Paulo Sérgio Nogueira, ex-ministro da Defesa
O advogado Andrew Fernandes Farias afirmou que o então ministro estaria rachado com outros militares das Forças Armadas e teria tentado dissuadir Bolsonaro de qualquer medida de exceção Ele teria alertado o ex-presidente das consequências de eventuais atos. Chamou a atenção pelas diversas referências ao longo da sustentação, com citações a Fernando Pessoa, Lewis Carroll e até uma menção à sogra, que rendeu comentários e risadas dos ministros Flávio Dino e Moraes.

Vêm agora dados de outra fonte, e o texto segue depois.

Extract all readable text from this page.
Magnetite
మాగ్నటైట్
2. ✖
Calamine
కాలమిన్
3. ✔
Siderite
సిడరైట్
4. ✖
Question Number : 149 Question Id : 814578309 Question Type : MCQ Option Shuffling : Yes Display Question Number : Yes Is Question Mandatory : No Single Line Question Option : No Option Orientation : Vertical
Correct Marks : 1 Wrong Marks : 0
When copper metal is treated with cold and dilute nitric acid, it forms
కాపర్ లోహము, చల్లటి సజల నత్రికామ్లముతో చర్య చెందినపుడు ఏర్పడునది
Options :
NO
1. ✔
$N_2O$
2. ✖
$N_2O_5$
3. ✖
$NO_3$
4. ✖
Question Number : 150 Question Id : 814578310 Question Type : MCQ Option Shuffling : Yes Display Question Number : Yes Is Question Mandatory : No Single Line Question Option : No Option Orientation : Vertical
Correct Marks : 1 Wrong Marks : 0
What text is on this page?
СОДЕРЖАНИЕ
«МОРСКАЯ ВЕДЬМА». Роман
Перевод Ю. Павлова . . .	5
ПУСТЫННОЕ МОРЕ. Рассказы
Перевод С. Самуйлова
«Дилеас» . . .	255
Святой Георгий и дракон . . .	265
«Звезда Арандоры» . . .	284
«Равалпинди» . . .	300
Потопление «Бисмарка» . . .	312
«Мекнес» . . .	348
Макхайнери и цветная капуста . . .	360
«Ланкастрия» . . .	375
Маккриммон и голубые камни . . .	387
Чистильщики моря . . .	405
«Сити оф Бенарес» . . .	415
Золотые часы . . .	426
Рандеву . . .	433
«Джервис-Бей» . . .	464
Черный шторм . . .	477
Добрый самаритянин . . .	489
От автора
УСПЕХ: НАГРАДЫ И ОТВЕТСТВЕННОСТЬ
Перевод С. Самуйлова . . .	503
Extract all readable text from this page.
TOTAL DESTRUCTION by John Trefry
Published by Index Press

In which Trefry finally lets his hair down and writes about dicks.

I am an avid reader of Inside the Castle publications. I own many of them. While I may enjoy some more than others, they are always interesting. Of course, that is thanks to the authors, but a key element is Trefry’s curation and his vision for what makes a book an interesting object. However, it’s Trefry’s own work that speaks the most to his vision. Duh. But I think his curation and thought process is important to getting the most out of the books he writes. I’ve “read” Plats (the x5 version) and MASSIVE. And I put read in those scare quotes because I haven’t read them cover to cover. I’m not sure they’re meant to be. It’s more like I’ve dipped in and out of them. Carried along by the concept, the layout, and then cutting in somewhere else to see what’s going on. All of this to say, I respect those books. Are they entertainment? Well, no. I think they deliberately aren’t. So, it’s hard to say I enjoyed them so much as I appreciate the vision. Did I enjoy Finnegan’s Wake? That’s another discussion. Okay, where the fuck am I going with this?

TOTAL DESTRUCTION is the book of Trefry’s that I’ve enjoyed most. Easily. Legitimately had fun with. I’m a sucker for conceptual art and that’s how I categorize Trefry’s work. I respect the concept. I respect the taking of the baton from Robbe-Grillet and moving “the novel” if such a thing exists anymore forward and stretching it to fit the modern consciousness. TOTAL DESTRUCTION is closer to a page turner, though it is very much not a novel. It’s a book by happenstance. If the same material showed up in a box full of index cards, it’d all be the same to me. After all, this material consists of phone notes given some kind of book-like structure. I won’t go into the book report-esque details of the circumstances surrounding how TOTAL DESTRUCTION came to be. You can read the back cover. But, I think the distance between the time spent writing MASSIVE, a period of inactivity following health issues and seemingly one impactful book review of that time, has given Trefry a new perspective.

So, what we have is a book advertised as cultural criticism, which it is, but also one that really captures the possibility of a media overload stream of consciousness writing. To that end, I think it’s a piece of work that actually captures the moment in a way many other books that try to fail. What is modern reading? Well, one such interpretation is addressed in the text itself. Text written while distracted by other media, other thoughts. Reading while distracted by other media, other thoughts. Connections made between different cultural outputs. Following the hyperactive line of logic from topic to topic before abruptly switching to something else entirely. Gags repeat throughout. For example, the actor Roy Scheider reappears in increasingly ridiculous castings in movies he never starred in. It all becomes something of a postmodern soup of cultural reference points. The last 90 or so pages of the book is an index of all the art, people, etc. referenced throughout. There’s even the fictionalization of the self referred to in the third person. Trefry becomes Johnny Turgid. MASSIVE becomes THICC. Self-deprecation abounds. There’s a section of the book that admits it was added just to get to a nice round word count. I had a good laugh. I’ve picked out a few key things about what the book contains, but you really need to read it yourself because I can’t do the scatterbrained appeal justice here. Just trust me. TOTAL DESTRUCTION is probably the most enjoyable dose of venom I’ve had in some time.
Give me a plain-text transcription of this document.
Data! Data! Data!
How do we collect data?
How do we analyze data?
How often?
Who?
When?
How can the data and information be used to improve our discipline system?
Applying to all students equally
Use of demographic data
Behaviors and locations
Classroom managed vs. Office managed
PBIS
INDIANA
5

Walter Braga Netto, ex-ministro da Casa Civil e candidato a vice de Bolsonaro
O advogado José Luís Mendes de Oliveira Lim dedicou grande parte da defesa para atacar a delação de Mauro Cid. Citou inconsistências sobre lembranças do ex-ajudante de ordens, chamou o militar de “irresponsável” e criticou as sete versões que ele teria oferecido à Justiça. Também alegou cerceamento da defesa, por pouco tempo de análise das provas, e alegou inocência de Braga Netto, o único réu preso atualmente.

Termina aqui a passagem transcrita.